Closer to campus, Lucretia Jones, DrPH, MPH ‘01, has overseen the General Surveillance Unit in Communicable Disease at the New York City Department of Health and Mental Hygiene for 16 years. During the COVID-19 pandemic, she has the responsibility of managing the Surveillance Investigations Unit, a group of approximately 100 disease detectives who perform COVID case investigations. Numerous Columbia Mailman alumni are working on COVID in New York City; those with whom Jones works closely include Lan Li, MPH ’14, Alexander Davidson, MPH ’14, Stephanie Ngai, MPH ’14, and Emily McGibbon, MPH ’04.

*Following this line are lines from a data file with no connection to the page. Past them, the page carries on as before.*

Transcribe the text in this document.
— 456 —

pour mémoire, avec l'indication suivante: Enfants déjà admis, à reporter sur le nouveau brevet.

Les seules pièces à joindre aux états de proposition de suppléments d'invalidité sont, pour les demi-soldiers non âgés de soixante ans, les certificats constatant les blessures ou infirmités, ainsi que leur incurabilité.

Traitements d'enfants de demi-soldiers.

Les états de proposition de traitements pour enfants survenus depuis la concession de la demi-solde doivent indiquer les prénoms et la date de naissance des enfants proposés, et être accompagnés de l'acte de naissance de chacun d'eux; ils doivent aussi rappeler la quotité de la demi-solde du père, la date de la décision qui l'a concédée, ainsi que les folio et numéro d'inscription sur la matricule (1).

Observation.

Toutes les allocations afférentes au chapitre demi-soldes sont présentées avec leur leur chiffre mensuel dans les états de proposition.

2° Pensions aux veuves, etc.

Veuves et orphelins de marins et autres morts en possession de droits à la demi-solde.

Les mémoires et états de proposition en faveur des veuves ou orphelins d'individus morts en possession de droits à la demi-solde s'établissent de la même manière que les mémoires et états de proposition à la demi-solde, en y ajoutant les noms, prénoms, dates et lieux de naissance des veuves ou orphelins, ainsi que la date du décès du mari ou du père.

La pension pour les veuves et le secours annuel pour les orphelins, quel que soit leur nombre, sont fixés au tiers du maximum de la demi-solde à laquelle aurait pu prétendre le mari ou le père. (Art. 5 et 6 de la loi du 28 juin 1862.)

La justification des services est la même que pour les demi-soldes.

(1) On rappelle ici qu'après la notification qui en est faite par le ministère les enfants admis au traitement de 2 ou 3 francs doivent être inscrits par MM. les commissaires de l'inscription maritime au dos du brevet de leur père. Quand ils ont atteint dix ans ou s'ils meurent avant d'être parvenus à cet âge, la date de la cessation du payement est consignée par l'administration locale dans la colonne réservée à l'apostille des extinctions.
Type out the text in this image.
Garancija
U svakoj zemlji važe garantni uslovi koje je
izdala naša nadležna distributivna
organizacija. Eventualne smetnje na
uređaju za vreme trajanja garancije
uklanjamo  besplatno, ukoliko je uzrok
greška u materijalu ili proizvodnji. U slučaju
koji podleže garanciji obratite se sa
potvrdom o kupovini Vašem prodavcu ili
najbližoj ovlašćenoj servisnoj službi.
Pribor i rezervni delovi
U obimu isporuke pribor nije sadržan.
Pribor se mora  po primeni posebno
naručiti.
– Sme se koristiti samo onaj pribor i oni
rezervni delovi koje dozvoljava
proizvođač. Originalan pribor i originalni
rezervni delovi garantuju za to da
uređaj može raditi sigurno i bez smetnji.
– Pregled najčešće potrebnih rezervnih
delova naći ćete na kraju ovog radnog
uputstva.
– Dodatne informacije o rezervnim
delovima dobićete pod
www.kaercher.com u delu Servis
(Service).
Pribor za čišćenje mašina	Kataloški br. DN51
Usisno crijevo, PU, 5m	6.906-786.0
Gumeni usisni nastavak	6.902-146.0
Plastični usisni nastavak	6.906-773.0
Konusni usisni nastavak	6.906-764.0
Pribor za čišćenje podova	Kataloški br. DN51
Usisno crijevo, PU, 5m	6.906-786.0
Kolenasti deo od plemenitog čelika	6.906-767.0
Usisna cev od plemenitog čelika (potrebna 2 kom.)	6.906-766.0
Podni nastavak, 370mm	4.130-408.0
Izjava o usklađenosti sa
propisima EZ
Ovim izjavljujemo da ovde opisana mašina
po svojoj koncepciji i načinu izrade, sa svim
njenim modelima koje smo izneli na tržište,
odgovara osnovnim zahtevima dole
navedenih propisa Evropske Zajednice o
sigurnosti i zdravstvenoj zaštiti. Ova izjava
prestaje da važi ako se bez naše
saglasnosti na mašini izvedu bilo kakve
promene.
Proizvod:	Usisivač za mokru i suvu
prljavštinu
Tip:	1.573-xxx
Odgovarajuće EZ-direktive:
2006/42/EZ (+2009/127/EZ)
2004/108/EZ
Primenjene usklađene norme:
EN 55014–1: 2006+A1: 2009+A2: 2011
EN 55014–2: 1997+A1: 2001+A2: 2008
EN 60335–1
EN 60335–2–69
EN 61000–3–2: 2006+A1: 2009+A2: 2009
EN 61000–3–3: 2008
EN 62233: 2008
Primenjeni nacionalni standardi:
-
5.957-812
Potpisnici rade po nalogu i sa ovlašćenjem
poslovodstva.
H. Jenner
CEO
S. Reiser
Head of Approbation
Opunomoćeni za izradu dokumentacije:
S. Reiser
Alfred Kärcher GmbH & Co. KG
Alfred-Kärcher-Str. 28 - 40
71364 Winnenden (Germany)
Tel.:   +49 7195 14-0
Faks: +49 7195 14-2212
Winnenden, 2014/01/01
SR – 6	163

Jones explains: “Staff interview patients, healthcare providers, and next of kin of deceased, elicit contacts of cases, and conduct contact tracing. Staff also conduct chart reviews of patients’ electronic health records to obtain clinical info on patient’s risk for COVID, their underlying health conditions, and course of illness, as well as demographic data to identify health disparities.”

In April, Dawson, the CDC officer who did contact tracing in Los Angeles, helped design a COVID-19 research study in Milwaukee. He and his team interviewed members of households where one person was diagnosed with COVID-19 but where all other household members were initially asymptomatic. The goal is to gather evidence of secondary infection rates within households, risk factors for transmission within households, and whether self-collected nasal swabs are as effective as provider-collected swabs in detecting infection.

“Being a part of the CDC COVID-19 response has been a valuable training experience in frontline public health epidemiology, and has allowed me to experience the human side of the pandemic,” says Dawson. “Meeting families who have been directly impacted by COVID-19 who graciously welcomed us into their homes so they could contribute to science that may benefit their community and country has been inspiring to me as a scientist and fellow citizen.”